Xianhe Tongzi, also known as Baihe Tongzi (白鶴童子 (Báihè Tóngzǐ, White Crane Boy)), is a character in the Chinese novel Investiture of the Gods (Fengshen Yanyi). He serves Yuanshi Tianzun as an attendant and messenger and is associated with the Chanjiao in the novel.

==In Fengshen Yanyi==

Baihe Tongzi first appears in chapter 15, when Yuanshi Tianzun orders him to summon Jiang Ziya from the Peach Garden. He addresses Jiang Ziya as his martial uncle (師叔).

Baihe Tongzi is able to transform into a white crane. When Shen Gongbao uses a magical technique to remove his own head from his body, Nanji Xianweng orders Baihe Tongzi to take the form of a crane and carry Shen Gongbao's head away. He later returns the head after Jiang Ziya asks Nanji Xianweng to spare Shen Gongbao.

During the battle of the Red Sand Formation, Baihe Tongzi accompanies Nanji Xianweng into the formation. He uses a Three-Treasure Jade Ruyi (三寶玉如意) to strike Zhang Shao, one of the formation's masters, and then kills him with a sword.

Later in the novel, Baihe Tongzi continues to serve Yuanshi Tianzun. In the aftermath of the battle of the Ten Thousand Immortals Formation, Yuanshi orders him to help capture Shen Gongbao, who is attempting to flee.

==In later traditions==
Baihe Tongzi appears in Taiwanese religious traditions as an attendant of Nanji Xianweng and a guardian associated with Kunlun Mountain.
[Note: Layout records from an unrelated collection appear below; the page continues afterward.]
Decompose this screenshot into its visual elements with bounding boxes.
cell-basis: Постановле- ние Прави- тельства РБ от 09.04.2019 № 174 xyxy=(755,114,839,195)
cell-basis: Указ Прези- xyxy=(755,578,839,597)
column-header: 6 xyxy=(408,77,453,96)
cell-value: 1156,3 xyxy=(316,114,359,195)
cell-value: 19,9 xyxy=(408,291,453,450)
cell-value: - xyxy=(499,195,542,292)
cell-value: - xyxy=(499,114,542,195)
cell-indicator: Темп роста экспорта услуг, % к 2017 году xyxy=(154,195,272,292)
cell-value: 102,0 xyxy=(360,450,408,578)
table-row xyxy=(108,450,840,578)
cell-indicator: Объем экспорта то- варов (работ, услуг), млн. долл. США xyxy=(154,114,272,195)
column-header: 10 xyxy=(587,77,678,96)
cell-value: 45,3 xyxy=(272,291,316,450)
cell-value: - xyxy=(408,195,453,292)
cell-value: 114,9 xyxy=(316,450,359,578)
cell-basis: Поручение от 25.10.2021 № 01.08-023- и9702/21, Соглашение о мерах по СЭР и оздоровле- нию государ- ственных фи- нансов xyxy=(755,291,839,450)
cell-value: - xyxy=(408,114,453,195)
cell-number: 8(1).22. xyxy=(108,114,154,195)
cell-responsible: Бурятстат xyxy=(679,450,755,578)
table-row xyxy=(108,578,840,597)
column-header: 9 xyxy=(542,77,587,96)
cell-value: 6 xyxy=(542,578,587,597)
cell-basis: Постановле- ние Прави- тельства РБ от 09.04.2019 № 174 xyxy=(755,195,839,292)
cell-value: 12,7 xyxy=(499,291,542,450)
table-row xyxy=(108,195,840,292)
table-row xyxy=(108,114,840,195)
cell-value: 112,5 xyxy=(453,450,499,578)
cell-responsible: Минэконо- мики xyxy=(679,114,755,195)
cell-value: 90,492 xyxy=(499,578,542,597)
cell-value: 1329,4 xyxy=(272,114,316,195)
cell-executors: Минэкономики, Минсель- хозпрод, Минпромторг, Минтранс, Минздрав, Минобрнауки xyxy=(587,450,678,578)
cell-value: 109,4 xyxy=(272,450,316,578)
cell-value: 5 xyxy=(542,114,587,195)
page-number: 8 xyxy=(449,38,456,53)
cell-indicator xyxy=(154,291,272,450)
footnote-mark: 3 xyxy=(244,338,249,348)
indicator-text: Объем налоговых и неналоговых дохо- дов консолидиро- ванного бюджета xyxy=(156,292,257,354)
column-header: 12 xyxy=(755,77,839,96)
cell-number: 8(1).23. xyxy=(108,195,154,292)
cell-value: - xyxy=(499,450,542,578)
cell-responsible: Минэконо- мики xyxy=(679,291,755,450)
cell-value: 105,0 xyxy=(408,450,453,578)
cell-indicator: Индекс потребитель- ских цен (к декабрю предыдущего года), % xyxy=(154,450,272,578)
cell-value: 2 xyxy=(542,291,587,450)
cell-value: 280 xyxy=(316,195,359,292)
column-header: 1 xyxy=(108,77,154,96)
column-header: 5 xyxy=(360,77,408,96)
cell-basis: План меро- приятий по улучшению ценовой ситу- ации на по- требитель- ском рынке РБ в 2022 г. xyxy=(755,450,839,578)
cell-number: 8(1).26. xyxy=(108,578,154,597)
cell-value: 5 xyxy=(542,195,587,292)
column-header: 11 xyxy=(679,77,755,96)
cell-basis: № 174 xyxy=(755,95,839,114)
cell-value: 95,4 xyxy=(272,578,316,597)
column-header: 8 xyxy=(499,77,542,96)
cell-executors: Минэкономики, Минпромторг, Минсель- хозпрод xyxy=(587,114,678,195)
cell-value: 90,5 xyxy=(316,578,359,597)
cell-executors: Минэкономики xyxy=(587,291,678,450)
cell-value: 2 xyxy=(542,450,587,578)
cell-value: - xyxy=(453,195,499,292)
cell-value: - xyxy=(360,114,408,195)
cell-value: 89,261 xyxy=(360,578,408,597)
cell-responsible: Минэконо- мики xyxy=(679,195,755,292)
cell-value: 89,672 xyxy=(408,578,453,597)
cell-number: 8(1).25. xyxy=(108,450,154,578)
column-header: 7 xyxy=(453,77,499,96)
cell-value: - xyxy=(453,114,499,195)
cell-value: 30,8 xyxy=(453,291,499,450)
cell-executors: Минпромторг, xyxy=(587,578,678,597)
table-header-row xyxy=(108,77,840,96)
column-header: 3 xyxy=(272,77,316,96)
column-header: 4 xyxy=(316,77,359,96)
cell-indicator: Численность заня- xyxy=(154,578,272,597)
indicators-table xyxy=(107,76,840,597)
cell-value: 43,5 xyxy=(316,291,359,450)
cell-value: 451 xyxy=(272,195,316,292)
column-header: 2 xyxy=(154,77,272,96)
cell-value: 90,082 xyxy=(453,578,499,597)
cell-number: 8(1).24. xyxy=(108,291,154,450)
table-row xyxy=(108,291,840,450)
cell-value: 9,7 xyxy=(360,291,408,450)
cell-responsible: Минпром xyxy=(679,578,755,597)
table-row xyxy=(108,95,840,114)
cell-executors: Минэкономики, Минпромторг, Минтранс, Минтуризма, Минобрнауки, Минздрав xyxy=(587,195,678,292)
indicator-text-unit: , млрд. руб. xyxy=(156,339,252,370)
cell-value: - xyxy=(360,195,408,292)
Some local traditions connect him with the Legend of the White Snake. In these versions, Bai Suzhen travels to Kunlun Mountain to obtain lingzhi to revive Xu Xian. Baihe Tongzi attempts to stop her from taking the herb, but Nanji Xianweng intervenes and gives her the lingzhi.
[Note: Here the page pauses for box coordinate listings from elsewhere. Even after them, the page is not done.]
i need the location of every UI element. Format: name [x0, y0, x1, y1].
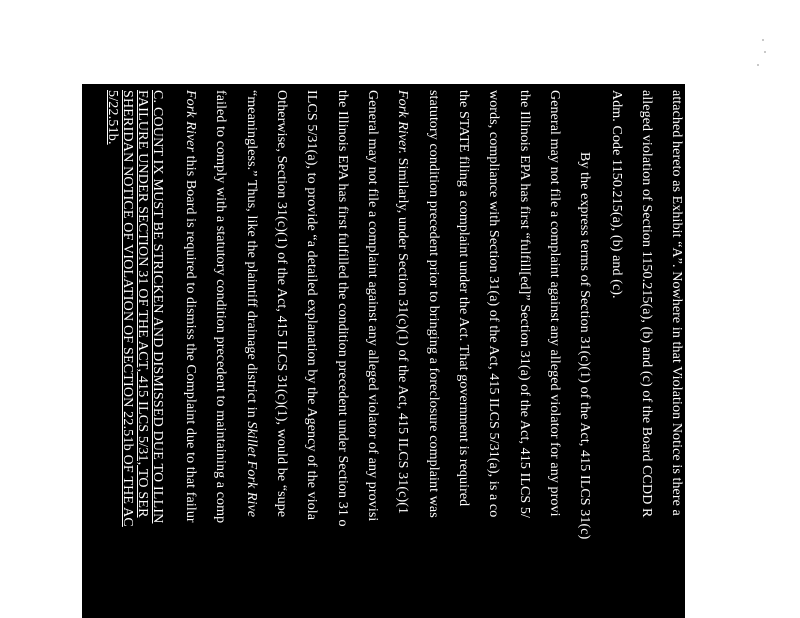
text-line: By the express terms of Section 31(c)(1) of the Act, 415 ILCS 31(c)	[577, 152, 592, 540]
text-line: Otherwise, Section 31(c)(1) of the Act, 415 ILCS 31(c)(1), would be “supe	[274, 90, 289, 518]
text-line: Fork River this Board is required to dismiss the Complaint due to that failur	[183, 90, 198, 523]
scan-speck	[764, 51, 766, 53]
text-line: statutory condition precedent prior to bringing a foreclosure complaint was	[426, 90, 441, 518]
text-line: General may not file a complaint against any alleged violator for any provi	[547, 90, 562, 517]
rotated-text-block	[85, 84, 685, 618]
text-line: alleged violation of Section 1150.215(a), (b) and (c) of the Board CCDD R	[639, 90, 654, 518]
section-heading-line: C. COUNT IX MUST BE STRICKEN AND DISMISSED DUE TO ILLIN	[150, 90, 165, 524]
text-line: failed to comply with a statutory condition precedent to maintaining a comp	[213, 90, 228, 524]
inverted-page-band	[82, 84, 685, 618]
text-line: the Illinois EPA has first “fulfill[ed]” Section 31(a) of the Act, 415 ILCS 5/	[517, 90, 532, 518]
text-line: Adm. Code 1150.215(a), (b) and (c).	[609, 90, 624, 299]
text-line: words, compliance with Section 31(a) of the Act, 415 ILCS 5/31(a), is a co	[486, 90, 501, 518]
text-line: “meaningless.” Thus, like the plaintiff drainage district in Skillet Fork Rive	[244, 90, 259, 518]
scan-speck	[757, 64, 759, 66]
text-line: ILCS 5/31(a), to provide “a detailed explanation by the Agency of the viola	[304, 90, 319, 521]
section-heading-line: 5/22.51b.	[105, 90, 120, 145]
text-line: attached hereto as Exhibit “A”. Nowhere in that Violation Notice is there a	[669, 90, 684, 516]
text-line: the Illinois EPA has first fulfilled the condition precedent under Section 31 o	[335, 90, 350, 527]
text-line: General may not file a complaint against any alleged violator of any provisi	[365, 90, 380, 522]
text-line: Fork River. Similarly, under Section 31(c)(1) of the Act, 415 ILCS 31(c)(1	[395, 90, 410, 515]
section-heading-line: FAILURE UNDER SECTION 31 OF THE ACT, 415 ILCS 5/31, TO SER	[135, 90, 150, 518]
section-heading-line: SHERIDAN NOTICE OF VIOLATION OF SECTION 22.51b OF THE AC	[120, 90, 135, 527]
text-line: the STATE filing a complaint under the Act. That government is required	[456, 90, 471, 507]
scan-speck	[762, 39, 764, 41]
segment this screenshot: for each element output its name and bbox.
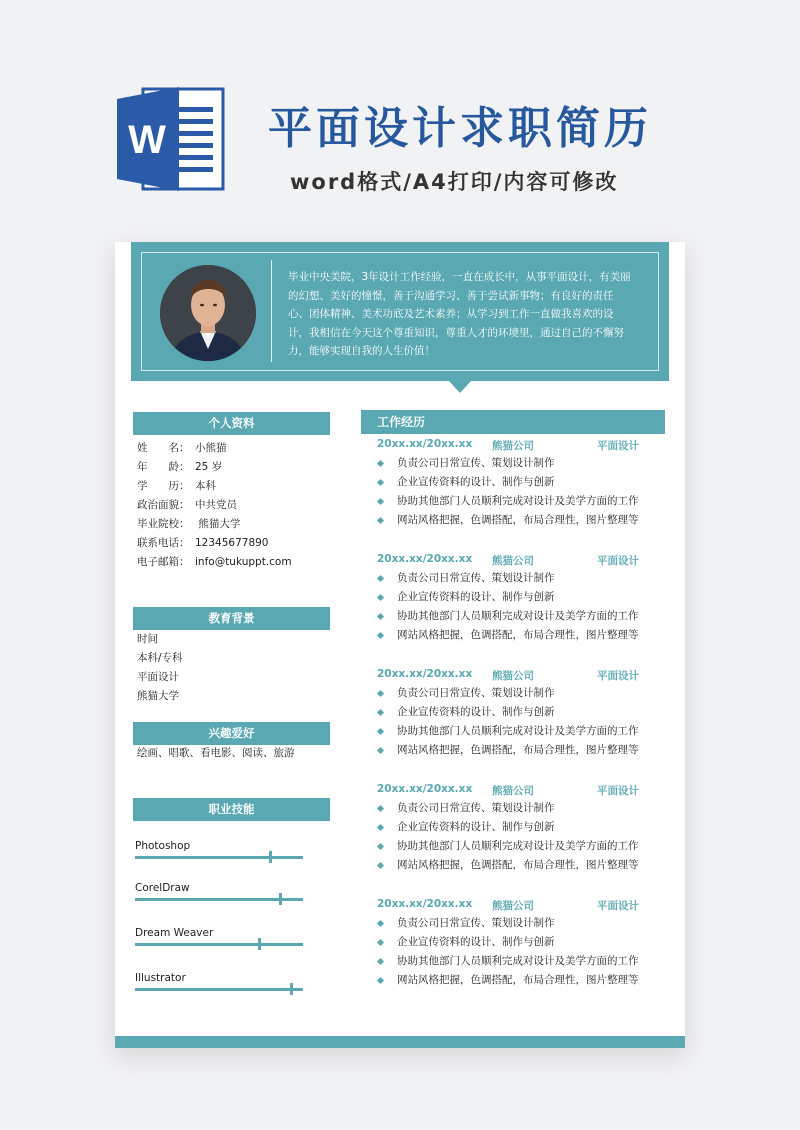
diamond-bullet-icon (377, 977, 384, 984)
job-duty-text: 企业宣传资料的设计、制作与创新 (397, 821, 555, 833)
sheet-bottom-bar (115, 1036, 685, 1048)
education-line: 熊猫大学 (137, 690, 179, 702)
job-position: 平面设计 (597, 900, 639, 912)
job-period: 20xx.xx/20xx.xx (377, 438, 473, 450)
diamond-bullet-icon (377, 824, 384, 831)
job-duty (377, 511, 667, 530)
skill-level-bar (135, 898, 303, 901)
job-header (377, 668, 667, 684)
education-line: 平面设计 (137, 671, 179, 683)
skill-level-marker (269, 851, 272, 863)
job-duty (377, 837, 667, 856)
job-duty-text: 企业宣传资料的设计、制作与创新 (397, 591, 555, 603)
diamond-bullet-icon (377, 862, 384, 869)
job-duty (377, 473, 667, 492)
job-entry (377, 553, 667, 645)
diamond-bullet-icon (377, 747, 384, 754)
education-heading: 教育背景 (133, 607, 330, 630)
job-entry (377, 783, 667, 875)
work-experience-heading: 工作经历 (361, 410, 665, 434)
job-duty (377, 741, 667, 760)
job-duty-text: 企业宣传资料的设计、制作与创新 (397, 476, 555, 488)
job-duty-text: 网站风格把握，色调搭配，布局合理性，图片整理等 (397, 859, 639, 871)
skill-level-marker (258, 938, 261, 950)
hobbies-text: 绘画、唱歌、看电影、阅读、旅游 (137, 747, 295, 759)
diamond-bullet-icon (377, 958, 384, 965)
job-duty (377, 856, 667, 875)
job-duty (377, 684, 667, 703)
job-duty-text: 负责公司日常宣传、策划设计制作 (397, 917, 555, 929)
diamond-bullet-icon (377, 690, 384, 697)
job-header (377, 898, 667, 914)
job-entry (377, 898, 667, 990)
job-company: 熊猫公司 (492, 670, 534, 682)
job-header (377, 438, 667, 454)
diamond-bullet-icon (377, 594, 384, 601)
job-duty-text: 协助其他部门人员顺利完成对设计及美学方面的工作 (397, 840, 639, 852)
job-duty-text: 网站风格把握，色调搭配，布局合理性，图片整理等 (397, 974, 639, 986)
job-position: 平面设计 (597, 440, 639, 452)
job-duty (377, 818, 667, 837)
job-header (377, 783, 667, 799)
page-title: 平面设计求职简历 (268, 103, 652, 154)
job-position: 平面设计 (597, 555, 639, 567)
skill-name: CorelDraw (135, 882, 190, 894)
job-duty (377, 799, 667, 818)
info-row: 电子邮箱： info@tukuppt.com (137, 556, 292, 568)
skill-level-bar (135, 943, 303, 946)
job-duty-text: 网站风格把握，色调搭配，布局合理性，图片整理等 (397, 629, 639, 641)
hobbies-heading: 兴趣爱好 (133, 722, 330, 745)
job-duty (377, 722, 667, 741)
info-row: 毕业院校： 熊猫大学 (137, 518, 241, 530)
diamond-bullet-icon (377, 805, 384, 812)
profile-intro: 毕业中央美院，3年设计工作经验，一直在成长中，从事平面设计，有美丽的幻想、美好的憧憬，善于沟通学习、善于尝试新事物；有良好的责任心、团体精神、美术功底及艺术素养；从学习到工作一直做我喜欢的设计，我相信在今天这个尊重知识，尊重人才的环境里，通过自己的不懈努力，能够实现自我的人生价值！ (288, 271, 631, 357)
job-duty (377, 971, 667, 990)
job-duty (377, 933, 667, 952)
job-duty-text: 协助其他部门人员顺利完成对设计及美学方面的工作 (397, 610, 639, 622)
job-duty-text: 企业宣传资料的设计、制作与创新 (397, 706, 555, 718)
diamond-bullet-icon (377, 843, 384, 850)
skill-name: Dream Weaver (135, 927, 214, 939)
skill-name: Photoshop (135, 840, 191, 852)
job-position: 平面设计 (597, 785, 639, 797)
job-duty (377, 569, 667, 588)
job-position: 平面设计 (597, 670, 639, 682)
info-row: 联系电话： 12345677890 (137, 537, 269, 549)
job-company: 熊猫公司 (492, 900, 534, 912)
job-duty (377, 492, 667, 511)
profile-banner (131, 242, 669, 381)
svg-text:W: W (128, 118, 166, 162)
skill-name: Illustrator (135, 972, 186, 984)
job-header (377, 553, 667, 569)
diamond-bullet-icon (377, 709, 384, 716)
job-duty (377, 626, 667, 645)
education-line: 本科/专科 (137, 652, 183, 664)
job-duty-text: 协助其他部门人员顺利完成对设计及美学方面的工作 (397, 955, 639, 967)
skill-level-marker (279, 893, 282, 905)
skills-heading: 职业技能 (133, 798, 330, 821)
diamond-bullet-icon (377, 613, 384, 620)
job-duty (377, 952, 667, 971)
job-entry (377, 668, 667, 760)
job-duty-text: 负责公司日常宣传、策划设计制作 (397, 572, 555, 584)
job-period: 20xx.xx/20xx.xx (377, 668, 473, 680)
diamond-bullet-icon (377, 939, 384, 946)
skill-level-bar (135, 988, 303, 991)
diamond-bullet-icon (377, 479, 384, 486)
resume-sheet (115, 242, 685, 1048)
diamond-bullet-icon (377, 498, 384, 505)
job-company: 熊猫公司 (492, 555, 534, 567)
job-duty (377, 703, 667, 722)
job-period: 20xx.xx/20xx.xx (377, 553, 473, 565)
job-duty-text: 协助其他部门人员顺利完成对设计及美学方面的工作 (397, 495, 639, 507)
job-company: 熊猫公司 (492, 440, 534, 452)
job-duty-text: 协助其他部门人员顺利完成对设计及美学方面的工作 (397, 725, 639, 737)
education-line: 时间 (137, 633, 158, 645)
job-period: 20xx.xx/20xx.xx (377, 783, 473, 795)
job-duty-text: 负责公司日常宣传、策划设计制作 (397, 457, 555, 469)
job-duty (377, 607, 667, 626)
job-duty-text: 负责公司日常宣传、策划设计制作 (397, 802, 555, 814)
info-row: 政治面貌： 中共党员 (137, 499, 237, 511)
diamond-bullet-icon (377, 517, 384, 524)
info-row: 姓 名： 小熊猫 (137, 442, 227, 454)
diamond-bullet-icon (377, 920, 384, 927)
job-duty (377, 914, 667, 933)
job-duty-text: 网站风格把握，色调搭配，布局合理性，图片整理等 (397, 514, 639, 526)
info-row: 学 历： 本科 (137, 480, 216, 492)
diamond-bullet-icon (377, 460, 384, 467)
job-duty (377, 588, 667, 607)
page-subtitle: word格式/A4打印/内容可修改 (290, 170, 619, 194)
job-entry (377, 438, 667, 530)
skill-level-bar (135, 856, 303, 859)
job-period: 20xx.xx/20xx.xx (377, 898, 473, 910)
diamond-bullet-icon (377, 575, 384, 582)
diamond-bullet-icon (377, 632, 384, 639)
diamond-bullet-icon (377, 728, 384, 735)
job-duty-text: 负责公司日常宣传、策划设计制作 (397, 687, 555, 699)
skill-level-marker (290, 983, 293, 995)
job-duty-text: 网站风格把握，色调搭配，布局合理性，图片整理等 (397, 744, 639, 756)
job-company: 熊猫公司 (492, 785, 534, 797)
profile-photo (160, 265, 256, 361)
job-duty-text: 企业宣传资料的设计、制作与创新 (397, 936, 555, 948)
job-duty (377, 454, 667, 473)
word-document-icon (117, 85, 227, 193)
info-row: 年 龄： 25 岁 (137, 461, 223, 473)
personal-info-heading: 个人资料 (133, 412, 330, 435)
Baihe Tongzi is also represented in Taiwanese religious art as a divine figure. A wooden statue in the collection of the National Taiwan Museum of History depicts him as a seated boy wearing a Daoist robe and holding a white whisk. The museum's description identifies him as a guardian attendant of Nanji Xianweng and records the tradition that his original form was a white crane.

In southern Taiwan, Baihe Tongzi is also associated with the Baihe Zhen (白鶴陣), a traditional procession and martial performance. The Seven Shares Bao'an Temple's Baihe Zhen, established in 1928, venerates Baihe Tongzi and Baihe Xianshi as its guardian deities and incorporates a white-crane figure into its performances.

==Worship==
Xianhe Tongzi is enshrined in some temples in Taiwan. He is associated in some local traditions with granting longevity and protecting against harmful forces. The White Crane Boy Temple in Taichung, considered his primary temple, has been under construction but was abandoned for eight years. Over time, the site became a haven for criminals, including murderers. The local government has since initiated plans to rebuild and restore the temple.